Tuesday, December 5, 2000
Oak Creek The Oak Creek Board of Trustees may approve a final 2001 budget that has the town dipping into the reserves $152,414, mainly for capital projects, and shows an increase of electric rates.
About $135,000 of the spending in 2001 will go to capital projects. That includes $10,000 for water plant improvements, $5,000 for new fire hydrants, $3,200 for park improvements and $57,000 for street improvements.
Acting town treasurer Nancy Stahoviak said about $22,000 will be spent for normal operating expenses, with the capital projects aside.
Revenues in the proposed budget are aided by an increase in the electric fee, which, if passed, will begin next year.
The electric fee increase is a one cent per kilowatt hour for electricity, from 7.5 cents to 8.5 cents, costing about $10 per 1,000 kilowatts.

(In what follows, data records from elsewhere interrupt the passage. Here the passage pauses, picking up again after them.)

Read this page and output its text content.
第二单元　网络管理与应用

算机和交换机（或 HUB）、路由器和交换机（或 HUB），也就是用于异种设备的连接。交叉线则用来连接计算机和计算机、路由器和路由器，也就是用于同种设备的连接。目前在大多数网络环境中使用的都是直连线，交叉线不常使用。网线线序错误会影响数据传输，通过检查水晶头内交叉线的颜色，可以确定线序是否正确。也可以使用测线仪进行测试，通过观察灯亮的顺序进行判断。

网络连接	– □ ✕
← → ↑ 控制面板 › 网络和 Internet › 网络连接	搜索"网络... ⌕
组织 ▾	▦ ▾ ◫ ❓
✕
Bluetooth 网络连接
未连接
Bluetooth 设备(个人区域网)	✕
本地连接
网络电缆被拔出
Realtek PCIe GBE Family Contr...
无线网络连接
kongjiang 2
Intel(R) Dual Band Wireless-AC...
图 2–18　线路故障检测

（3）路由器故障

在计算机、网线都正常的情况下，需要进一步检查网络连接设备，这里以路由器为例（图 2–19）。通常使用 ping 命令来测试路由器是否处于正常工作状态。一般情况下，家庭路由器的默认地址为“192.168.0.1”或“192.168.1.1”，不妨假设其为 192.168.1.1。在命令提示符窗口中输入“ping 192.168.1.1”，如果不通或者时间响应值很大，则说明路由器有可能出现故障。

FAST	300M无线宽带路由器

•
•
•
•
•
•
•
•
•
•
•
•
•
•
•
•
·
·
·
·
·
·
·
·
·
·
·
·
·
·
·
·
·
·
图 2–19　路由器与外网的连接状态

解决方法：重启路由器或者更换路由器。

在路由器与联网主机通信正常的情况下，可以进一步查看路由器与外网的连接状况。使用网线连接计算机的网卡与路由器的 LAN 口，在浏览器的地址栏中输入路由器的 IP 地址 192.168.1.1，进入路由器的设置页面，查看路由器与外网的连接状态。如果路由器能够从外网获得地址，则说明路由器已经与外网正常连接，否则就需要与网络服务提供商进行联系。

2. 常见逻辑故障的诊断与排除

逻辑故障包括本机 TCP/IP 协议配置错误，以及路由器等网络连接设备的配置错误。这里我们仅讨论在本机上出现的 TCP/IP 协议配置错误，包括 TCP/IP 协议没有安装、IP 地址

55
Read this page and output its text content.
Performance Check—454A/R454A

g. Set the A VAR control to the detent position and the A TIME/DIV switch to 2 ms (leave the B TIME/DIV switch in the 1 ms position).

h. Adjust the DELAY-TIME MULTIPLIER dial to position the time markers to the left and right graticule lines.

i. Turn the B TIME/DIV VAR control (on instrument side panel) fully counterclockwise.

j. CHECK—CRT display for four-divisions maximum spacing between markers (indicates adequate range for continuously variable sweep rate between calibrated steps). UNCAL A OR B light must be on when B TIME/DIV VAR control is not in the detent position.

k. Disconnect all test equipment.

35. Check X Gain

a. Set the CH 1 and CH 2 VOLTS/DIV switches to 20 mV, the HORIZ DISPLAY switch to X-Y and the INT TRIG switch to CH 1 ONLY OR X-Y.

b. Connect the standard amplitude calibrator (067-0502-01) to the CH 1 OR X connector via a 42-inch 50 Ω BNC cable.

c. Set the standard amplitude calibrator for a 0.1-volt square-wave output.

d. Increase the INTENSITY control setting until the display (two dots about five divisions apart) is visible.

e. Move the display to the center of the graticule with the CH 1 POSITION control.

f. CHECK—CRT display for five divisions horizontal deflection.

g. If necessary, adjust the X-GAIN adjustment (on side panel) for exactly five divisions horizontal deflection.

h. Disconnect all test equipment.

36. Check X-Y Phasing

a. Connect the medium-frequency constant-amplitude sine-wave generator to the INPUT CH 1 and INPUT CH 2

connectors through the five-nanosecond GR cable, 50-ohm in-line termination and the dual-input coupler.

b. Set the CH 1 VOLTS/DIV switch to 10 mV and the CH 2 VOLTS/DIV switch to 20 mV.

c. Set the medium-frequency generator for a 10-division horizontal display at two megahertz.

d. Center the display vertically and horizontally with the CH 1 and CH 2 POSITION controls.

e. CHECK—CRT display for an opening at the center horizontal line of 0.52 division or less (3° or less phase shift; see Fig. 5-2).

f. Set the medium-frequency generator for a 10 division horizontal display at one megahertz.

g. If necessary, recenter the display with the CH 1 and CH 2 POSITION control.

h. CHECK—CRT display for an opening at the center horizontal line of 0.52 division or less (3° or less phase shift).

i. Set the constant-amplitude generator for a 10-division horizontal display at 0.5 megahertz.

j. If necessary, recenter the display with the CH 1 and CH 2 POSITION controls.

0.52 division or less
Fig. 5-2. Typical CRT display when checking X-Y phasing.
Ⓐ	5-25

"The trustees did a pretty good job considering they had to come up with an additional $40,000 salary in the budget for a town manager," Stahoviak said.
But some solutions will have to be found to cut down on operating expenses and pay for capital projects in the future.
"They probably can't continue down this path forever," Stahoviak said.
If spending goes as planed in the budget, the town reserves will be put at $279,387 at the end of 2001.
Though normal operating expenses of the town and the amount of revenue coming in needs to be looked at closely, Stahoviak said the addition of a town manager will help Oak Creek with finding grant money to pay for capital projects.
For example, on Friday Oak Creek received the second highest recommendation for a $100,000 Mineral Impact Grant to help pay for building a new water booster station. The town will have to match the state about $85,000 if it receives the grant, which will be decided in March.
"You'll always have to come up with some money for a match," Stahoviak said.
But it helps if the town can avoid paying full price for expensive capital projects, she said.
Finding grants and writing applications for them is definitely one of the qualifications trustees are looking for in a town manager, Oak Creek Mayor Deb Van Gundy said.
"We're also interested in looking for low-interest financing," she said.
The town wants to refinance some of its older loans at a better rate, which would help with balancing the budget, too, Van Gundy said.
The town received eight applications for the manager job.
"And some of them look pretty good," Van Gundy said.
She said applicant screenings are expected to be set up for Dec. 11.
Trustees will look at the final draft of the 2001 budget and could approve it at the next board meeting at 7 p.m. on Dec. 14 at the Oak Creek Town Hall.